The exact Swedish-side details depend on your specific tax status in Sweden. "Consult a cross-border tax advisor" is the right answer here, not a disclaimer. This is one of the situations where an hour with a specialist beats a month of guessing.
Practical takeaways
- Look up your country's DTA before you file IRS. It is the single highest-leverage piece of information about your annual tax position. Takes 15 minutes.
- Keep proof of any foreign tax paid: withholding certificates, foreign tax returns, payment confirmations. These are what you submit to claim Art. 23 credit under a DTA or Art. 81 credit without one. Portugal's document retention obligation is 10 years.
- The OECD Model is your navigation key. Once you know Art. 4, 7, 21, and 23, you can locate the relevant section in any DTA in under 5 minutes.
- No DTA does not mean double taxation automatically. Art. 81 CIRS provides unilateral relief, but with caps and more paperwork.
- When in doubt on a cross-border situation, get a specialist. DTA application is genuinely complex at the edges.
Descodify tracks foreign-source income and surfaces the relevant tax-credit fields in the IRS declaration reader. If you have foreign income to declare, try the free IRS reader at descodify.pt/tools/irs-reader.
Frequently asked questions
Does Portugal still tax me if my home country's DTA with Portugal has terminated? Yes. Portugal taxes worldwide income for residents regardless of whether a DTA exists. However, Article 81 of CIRS provides a unilateral foreign tax credit even without a DTA. You can credit foreign tax actually paid against your Portuguese IRS liability, up to the lower of the foreign tax or the Portuguese IRS due on that income. You are not strictly double-taxed in cash terms, but the administrative burden to claim the credit is higher than under a DTA.
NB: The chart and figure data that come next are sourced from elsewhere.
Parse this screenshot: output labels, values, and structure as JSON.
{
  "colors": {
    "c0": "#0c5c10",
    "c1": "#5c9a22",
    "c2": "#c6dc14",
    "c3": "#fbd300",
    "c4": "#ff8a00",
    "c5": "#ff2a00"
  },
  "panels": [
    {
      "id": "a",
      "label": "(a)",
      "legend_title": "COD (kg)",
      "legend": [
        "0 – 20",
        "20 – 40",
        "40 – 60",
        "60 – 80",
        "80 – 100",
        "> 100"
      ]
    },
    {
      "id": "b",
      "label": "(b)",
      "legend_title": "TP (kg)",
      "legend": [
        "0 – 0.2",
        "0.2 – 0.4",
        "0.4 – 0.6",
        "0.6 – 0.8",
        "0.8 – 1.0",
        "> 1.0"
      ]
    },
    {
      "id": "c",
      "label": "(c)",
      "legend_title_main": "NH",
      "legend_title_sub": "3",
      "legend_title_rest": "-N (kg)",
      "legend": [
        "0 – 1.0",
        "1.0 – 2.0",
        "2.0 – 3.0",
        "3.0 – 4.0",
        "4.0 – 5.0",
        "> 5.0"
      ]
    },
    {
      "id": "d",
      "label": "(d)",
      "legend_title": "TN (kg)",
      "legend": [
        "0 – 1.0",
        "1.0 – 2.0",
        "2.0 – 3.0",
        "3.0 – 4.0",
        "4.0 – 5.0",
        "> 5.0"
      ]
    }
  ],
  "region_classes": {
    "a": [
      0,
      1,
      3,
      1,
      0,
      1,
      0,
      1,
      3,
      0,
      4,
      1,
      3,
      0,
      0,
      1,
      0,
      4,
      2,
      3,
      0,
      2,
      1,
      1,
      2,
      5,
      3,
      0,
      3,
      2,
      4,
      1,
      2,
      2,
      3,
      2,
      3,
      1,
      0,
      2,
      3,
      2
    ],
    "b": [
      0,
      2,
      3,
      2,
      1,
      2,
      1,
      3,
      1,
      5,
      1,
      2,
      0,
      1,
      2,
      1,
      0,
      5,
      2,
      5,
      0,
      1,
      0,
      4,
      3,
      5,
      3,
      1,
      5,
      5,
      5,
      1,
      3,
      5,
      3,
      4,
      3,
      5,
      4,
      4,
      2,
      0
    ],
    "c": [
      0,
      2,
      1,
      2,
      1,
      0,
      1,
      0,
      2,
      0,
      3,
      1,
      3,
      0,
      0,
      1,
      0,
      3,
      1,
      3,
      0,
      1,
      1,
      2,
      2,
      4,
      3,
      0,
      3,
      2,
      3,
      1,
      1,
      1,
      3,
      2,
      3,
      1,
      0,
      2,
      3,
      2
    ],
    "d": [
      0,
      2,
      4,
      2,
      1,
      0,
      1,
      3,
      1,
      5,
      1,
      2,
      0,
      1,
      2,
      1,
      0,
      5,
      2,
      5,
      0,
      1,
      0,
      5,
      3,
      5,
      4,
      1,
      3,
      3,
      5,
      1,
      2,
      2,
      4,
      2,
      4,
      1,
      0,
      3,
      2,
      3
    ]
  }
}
Where can I find Portugal's list of active tax treaties? The AT maintains the official list at info.portaldasfinancas.gov.pt under Informacao Fiscal > Convencoes para evitar a dupla tributacao. Each entry links to the full treaty text. The Protocol amendments are as important as the main treaty body; always read both.
What is the difference between the credit method and the exemption method in a DTA? Under the credit method (used in most modern Portugal DTAs), Portugal taxes the foreign income but credits foreign tax already paid against the Portuguese IRS due, so you pay Portugal's rate, not both rates. Under the exemption method, Portugal excludes the foreign income from the IRS base entirely but may factor it into your bracket calculation (exemption with progression). In practice, the credit method means you pay the higher of the two countries' rates on that income; the exemption method means you pay only the source country's rate.
Do I need a tax advisor to benefit from a DTA? Not usually, for straightforward cases. If you have a single income source in one country and clearly reside in Portugal, Article 7 or 21 applies and the outcome is simple: Portugal taxes the income, the other country does not withhold. You need an advisor for dual-residence disputes (Article 4 tie-breakers), source-country withholding refund claims, income types with shared taxing rights such as dividends, interest, or royalties, or situations where a DTA has terminated.
Does every Portugal DTA follow the OECD Model Convention? Most modern ones do, especially those with EU member states and OECD members. Older treaties (some from the 1970s-1980s, and some with Latin American and African countries) may follow the UN Model Convention instead, which gives more taxing rights to source countries. The structural article numbering is similar but not identical. Always read the actual treaty text rather than assuming OECD structure applies.